After a long silence, Miss Lanmar began again. “Men cannot understand,” she said; “a woman's heart is so miserably strange. Things either slip around it, leaving no mark at all, or they sink in and become a very part of the woman's heart itself. There is no middle ground; no half joy; no middle hurt. So it comes about that if one's image creeps into her heart, it must remain. True, the world may never know; the world is very stupid. But for all that, the woman's heart will hold its tenant, and when she is alone or in the dark, she will know and feel its presence.
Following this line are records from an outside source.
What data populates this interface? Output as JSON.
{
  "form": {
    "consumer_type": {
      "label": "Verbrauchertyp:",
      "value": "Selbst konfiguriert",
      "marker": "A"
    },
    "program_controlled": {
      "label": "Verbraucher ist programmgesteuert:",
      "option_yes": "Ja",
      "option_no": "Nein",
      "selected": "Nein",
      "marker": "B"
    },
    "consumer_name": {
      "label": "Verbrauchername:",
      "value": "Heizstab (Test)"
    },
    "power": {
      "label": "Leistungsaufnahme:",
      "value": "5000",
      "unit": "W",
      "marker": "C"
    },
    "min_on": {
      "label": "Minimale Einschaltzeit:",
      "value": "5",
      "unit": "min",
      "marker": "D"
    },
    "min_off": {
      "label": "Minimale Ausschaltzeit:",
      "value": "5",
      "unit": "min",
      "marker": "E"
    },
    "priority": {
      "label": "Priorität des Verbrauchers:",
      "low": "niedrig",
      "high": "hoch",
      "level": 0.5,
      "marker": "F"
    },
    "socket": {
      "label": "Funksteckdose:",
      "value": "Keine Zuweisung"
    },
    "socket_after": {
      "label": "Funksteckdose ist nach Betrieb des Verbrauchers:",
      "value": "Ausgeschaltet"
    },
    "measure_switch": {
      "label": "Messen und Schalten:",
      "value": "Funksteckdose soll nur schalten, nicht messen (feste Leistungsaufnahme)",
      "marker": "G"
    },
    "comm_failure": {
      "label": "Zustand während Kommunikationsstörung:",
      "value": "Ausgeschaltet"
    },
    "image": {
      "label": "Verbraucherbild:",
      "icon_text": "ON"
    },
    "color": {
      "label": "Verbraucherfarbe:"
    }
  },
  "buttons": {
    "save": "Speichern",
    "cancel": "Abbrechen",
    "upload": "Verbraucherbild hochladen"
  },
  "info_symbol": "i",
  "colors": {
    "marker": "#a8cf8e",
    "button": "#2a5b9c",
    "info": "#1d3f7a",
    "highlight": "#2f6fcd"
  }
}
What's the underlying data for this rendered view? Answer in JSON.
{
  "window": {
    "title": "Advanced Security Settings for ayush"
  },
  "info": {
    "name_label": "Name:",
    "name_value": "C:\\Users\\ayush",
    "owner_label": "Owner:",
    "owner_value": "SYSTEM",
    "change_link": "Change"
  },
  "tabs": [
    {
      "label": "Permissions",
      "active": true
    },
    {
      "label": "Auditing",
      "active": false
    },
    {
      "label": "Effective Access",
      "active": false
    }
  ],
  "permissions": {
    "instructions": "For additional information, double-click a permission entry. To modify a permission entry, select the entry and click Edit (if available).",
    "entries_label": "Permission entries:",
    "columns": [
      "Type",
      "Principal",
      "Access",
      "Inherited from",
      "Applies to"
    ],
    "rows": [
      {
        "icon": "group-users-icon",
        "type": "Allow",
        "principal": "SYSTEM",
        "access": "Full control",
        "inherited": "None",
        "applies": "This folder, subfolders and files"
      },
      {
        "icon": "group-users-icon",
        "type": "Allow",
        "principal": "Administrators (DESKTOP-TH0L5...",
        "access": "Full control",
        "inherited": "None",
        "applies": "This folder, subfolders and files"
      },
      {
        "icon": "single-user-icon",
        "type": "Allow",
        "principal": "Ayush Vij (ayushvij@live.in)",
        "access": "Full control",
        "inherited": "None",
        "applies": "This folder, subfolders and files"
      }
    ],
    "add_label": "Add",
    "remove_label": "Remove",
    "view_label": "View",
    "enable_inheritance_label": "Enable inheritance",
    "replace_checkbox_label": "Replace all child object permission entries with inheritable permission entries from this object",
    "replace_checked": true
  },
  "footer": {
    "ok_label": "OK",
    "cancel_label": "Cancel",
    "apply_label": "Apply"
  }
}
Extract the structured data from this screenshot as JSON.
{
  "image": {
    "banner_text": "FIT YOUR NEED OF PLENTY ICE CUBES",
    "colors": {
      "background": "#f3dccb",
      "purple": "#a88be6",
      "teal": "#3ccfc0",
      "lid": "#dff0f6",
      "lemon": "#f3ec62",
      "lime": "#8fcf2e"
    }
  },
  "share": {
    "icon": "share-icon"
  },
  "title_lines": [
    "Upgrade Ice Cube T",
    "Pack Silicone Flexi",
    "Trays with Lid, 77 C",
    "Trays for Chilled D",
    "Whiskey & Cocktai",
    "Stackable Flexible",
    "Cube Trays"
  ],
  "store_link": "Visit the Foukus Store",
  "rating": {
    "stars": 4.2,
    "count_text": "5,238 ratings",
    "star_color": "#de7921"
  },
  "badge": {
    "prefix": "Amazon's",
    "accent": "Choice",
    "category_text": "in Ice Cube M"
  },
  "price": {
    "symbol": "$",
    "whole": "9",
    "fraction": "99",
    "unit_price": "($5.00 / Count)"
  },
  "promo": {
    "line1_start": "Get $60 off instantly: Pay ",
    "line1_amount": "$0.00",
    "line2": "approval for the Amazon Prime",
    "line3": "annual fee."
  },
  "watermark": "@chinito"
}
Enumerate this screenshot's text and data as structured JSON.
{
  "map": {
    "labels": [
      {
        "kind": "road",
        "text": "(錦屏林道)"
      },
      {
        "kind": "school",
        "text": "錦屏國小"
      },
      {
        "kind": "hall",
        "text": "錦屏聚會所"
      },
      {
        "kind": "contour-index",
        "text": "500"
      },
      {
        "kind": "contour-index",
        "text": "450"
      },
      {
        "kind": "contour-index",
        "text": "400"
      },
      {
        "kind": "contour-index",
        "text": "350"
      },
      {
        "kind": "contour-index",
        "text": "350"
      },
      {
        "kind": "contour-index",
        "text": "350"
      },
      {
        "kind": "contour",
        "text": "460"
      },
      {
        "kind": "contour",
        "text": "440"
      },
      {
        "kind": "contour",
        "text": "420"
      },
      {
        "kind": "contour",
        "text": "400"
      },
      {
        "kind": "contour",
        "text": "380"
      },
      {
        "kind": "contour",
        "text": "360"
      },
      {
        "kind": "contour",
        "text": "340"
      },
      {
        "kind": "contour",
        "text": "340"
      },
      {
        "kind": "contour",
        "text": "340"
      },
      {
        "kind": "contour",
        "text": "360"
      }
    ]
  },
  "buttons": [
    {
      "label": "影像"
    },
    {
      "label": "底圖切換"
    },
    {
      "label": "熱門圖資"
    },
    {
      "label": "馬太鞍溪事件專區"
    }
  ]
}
It may be that the woman will pray to be rid of the evil thing, or it may be that she will pray to hold it always as a gift of good, but be that as it happens, the woman's heart will remain forever helpless to evict its tenant.

“Is it strange, then, if I love you, that I should want to go with you and live with you, and be with you always, and make your joys and your burdens my joys and my burdens, and have a share and an interest in everything that comes to you? Is it strange that I should hold wealth or place or even honor as nothing against you? Is it strange that I should be miserable, thoroughly, utterly miserable with every other thing in the world, and you denied?”

The woman's voice faltered and broke; her hands relaxed, and began to slip from the great arms of the chair. The man came over, and knelt down beside her and put his arms around her.

“Marion, dear heart,” he said, “you do love me. You will trust me a little while,—just a little while?”

The woman's head slipped down on his shoulder. “Love you!” she murmured, “I have always loved you. Surely I shall always love you. But when you are gone, the world is so empty, so miserably empty!”